Moment gun-wielding cops evict hundreds of migrants from France’s biggest squat


Wednesday marked 100 days until the Paris Olympics gets underway – and also saw a mass eviction at France’s biggest migrant squat. French police were accused of trying to “clean up” Paris ahead of the Olympics which takes place from July 26 to August 11.

Dozens of gun-wielding French cops stormed the makeshift camp at an abandoned bus company headquarters in Vitry-sur-Seine.

The French gendarmes, clad in riot gear, were filmed breaking down doors and escorting migrants out of the building. Many migrants were seen clutching bags, suitcases, or trolleys as they left the site.

Human rights groups slammed the move to make the city more palatable to tourists this summer. The camp had become home to more than 450 migrants, mostly young men but also women and children.

Paul Alauzy of the humanitarian organization Médecins du Monde, said: “The squat was the biggest in France. It doubled in size in one year because of the Olympics. Last year, authorities cleared out migrants from near the Olympic Village, and many displaced people came here.

“There are spaces in shelters near Paris, but clearly they want to move them away from the capital, especially before the Olympics.”

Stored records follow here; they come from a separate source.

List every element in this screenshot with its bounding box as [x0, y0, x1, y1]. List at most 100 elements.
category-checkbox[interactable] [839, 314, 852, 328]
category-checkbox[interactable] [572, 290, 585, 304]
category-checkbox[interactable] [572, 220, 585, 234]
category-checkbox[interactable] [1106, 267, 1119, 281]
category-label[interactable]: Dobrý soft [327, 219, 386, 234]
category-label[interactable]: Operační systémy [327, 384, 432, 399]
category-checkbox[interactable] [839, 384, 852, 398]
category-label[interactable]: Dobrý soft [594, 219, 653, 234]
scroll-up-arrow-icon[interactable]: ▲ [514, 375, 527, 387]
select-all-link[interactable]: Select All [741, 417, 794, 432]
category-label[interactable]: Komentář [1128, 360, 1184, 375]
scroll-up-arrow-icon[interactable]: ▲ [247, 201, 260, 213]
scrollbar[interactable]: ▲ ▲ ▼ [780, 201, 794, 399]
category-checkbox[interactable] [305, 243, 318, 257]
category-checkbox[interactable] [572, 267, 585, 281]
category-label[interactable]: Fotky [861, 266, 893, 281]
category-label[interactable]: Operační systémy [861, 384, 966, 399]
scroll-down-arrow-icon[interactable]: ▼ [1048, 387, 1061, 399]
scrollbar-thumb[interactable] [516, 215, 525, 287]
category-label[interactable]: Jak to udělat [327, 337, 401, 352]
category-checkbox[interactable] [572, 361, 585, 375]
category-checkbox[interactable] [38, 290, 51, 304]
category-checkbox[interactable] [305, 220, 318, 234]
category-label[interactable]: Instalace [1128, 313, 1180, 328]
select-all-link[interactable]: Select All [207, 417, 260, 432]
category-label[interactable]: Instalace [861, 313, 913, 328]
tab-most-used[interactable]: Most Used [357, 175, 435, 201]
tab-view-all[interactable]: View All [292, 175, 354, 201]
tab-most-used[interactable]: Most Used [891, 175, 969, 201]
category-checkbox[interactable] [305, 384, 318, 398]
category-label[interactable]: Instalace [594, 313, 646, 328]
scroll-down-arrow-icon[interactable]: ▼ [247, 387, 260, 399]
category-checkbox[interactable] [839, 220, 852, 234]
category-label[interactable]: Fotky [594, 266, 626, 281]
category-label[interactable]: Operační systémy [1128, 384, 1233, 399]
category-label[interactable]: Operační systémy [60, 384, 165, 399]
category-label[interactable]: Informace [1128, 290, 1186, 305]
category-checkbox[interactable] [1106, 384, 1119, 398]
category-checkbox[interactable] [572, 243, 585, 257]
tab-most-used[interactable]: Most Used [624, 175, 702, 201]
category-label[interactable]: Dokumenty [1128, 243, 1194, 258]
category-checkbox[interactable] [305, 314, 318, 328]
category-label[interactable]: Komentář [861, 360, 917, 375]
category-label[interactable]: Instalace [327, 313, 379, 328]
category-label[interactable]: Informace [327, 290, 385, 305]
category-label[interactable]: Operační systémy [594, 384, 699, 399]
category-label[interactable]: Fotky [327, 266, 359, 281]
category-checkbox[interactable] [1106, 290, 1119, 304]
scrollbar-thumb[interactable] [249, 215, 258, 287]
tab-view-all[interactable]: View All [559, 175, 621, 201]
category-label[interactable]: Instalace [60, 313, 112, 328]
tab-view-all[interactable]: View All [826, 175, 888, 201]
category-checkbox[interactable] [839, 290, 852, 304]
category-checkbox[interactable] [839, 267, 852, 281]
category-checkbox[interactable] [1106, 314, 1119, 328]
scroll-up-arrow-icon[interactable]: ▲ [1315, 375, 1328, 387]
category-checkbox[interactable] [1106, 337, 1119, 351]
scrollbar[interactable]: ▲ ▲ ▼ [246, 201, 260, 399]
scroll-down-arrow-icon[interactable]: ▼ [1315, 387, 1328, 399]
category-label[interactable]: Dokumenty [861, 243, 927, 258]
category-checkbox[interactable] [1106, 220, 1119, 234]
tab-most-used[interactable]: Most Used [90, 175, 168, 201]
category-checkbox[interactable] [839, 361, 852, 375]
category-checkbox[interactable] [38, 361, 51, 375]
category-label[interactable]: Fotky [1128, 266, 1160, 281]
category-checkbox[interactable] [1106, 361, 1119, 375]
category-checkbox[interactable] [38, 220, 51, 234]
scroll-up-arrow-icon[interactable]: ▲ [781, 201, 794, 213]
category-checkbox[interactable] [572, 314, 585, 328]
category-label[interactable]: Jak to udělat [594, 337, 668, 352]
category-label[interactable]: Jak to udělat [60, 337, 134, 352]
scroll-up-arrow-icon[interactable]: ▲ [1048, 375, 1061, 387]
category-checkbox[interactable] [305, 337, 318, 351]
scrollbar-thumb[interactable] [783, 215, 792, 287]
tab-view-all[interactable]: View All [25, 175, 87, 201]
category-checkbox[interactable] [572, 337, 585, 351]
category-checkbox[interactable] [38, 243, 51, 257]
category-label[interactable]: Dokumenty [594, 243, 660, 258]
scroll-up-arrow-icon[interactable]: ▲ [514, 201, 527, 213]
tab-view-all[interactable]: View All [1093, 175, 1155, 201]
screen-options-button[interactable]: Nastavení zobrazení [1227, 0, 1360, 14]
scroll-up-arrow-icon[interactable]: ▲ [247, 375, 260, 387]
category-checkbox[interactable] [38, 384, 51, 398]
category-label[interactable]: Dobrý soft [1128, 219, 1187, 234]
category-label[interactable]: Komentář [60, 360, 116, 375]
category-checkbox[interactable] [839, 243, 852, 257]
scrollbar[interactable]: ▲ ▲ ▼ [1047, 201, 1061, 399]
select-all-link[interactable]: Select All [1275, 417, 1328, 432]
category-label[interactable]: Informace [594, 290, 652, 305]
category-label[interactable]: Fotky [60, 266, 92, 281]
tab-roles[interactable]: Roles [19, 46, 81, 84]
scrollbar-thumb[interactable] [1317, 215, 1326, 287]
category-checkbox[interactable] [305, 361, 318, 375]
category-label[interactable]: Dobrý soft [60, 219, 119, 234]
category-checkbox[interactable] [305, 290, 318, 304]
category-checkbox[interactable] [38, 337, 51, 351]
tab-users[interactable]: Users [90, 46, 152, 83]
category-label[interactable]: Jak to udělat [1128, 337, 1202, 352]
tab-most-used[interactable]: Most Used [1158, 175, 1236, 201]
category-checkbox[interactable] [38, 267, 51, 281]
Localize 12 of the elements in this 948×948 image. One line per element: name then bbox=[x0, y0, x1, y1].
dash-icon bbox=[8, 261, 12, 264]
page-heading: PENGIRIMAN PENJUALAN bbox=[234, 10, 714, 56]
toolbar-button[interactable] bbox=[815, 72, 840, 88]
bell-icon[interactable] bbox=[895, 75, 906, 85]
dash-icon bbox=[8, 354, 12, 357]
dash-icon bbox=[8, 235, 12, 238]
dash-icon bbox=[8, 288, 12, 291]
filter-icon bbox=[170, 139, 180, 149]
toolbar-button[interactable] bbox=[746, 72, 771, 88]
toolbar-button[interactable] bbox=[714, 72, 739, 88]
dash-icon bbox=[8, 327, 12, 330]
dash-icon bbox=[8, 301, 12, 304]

Buses outside the migrant squat waited to take them to either Orleans or Bordeaux. One French official was heard telling a migrant: “You know in France, there isn’t just Paris. Bordeaux is nice, it’s warmer than here.”

Abakar, a 29-year-old from Sudan, said: “I want to stay here.” He did not want to leave Paris because he was enrolled in a logistics course and had been promised a job in a supermarket.

A mother from Sudan, Merci Daniel, voiced fears that she could be separated from her kids who were living in a shelter nearby.

The cities where the migrants are bused have also complained about the strategy. People in rural, small-town France have become increasingly angry over the busloads of migrants arriving from the capital.

The mayor of Orleans, Serge Grouard, declared that 500 migrants had arrived in his town over several months.

Mr Grouard said that he was never consulted before the migrants arrived in his town and that the undocumented people were left to fend for themselves after a three-week hotel stay paid for by the French state.

On Monday, French President Emmanuel Macron said this week that the Olympics opening ceremony could be cut back amid fears of an ISIS attack. He said the Games ceremony might be shifted from the River Seine to the national stadium.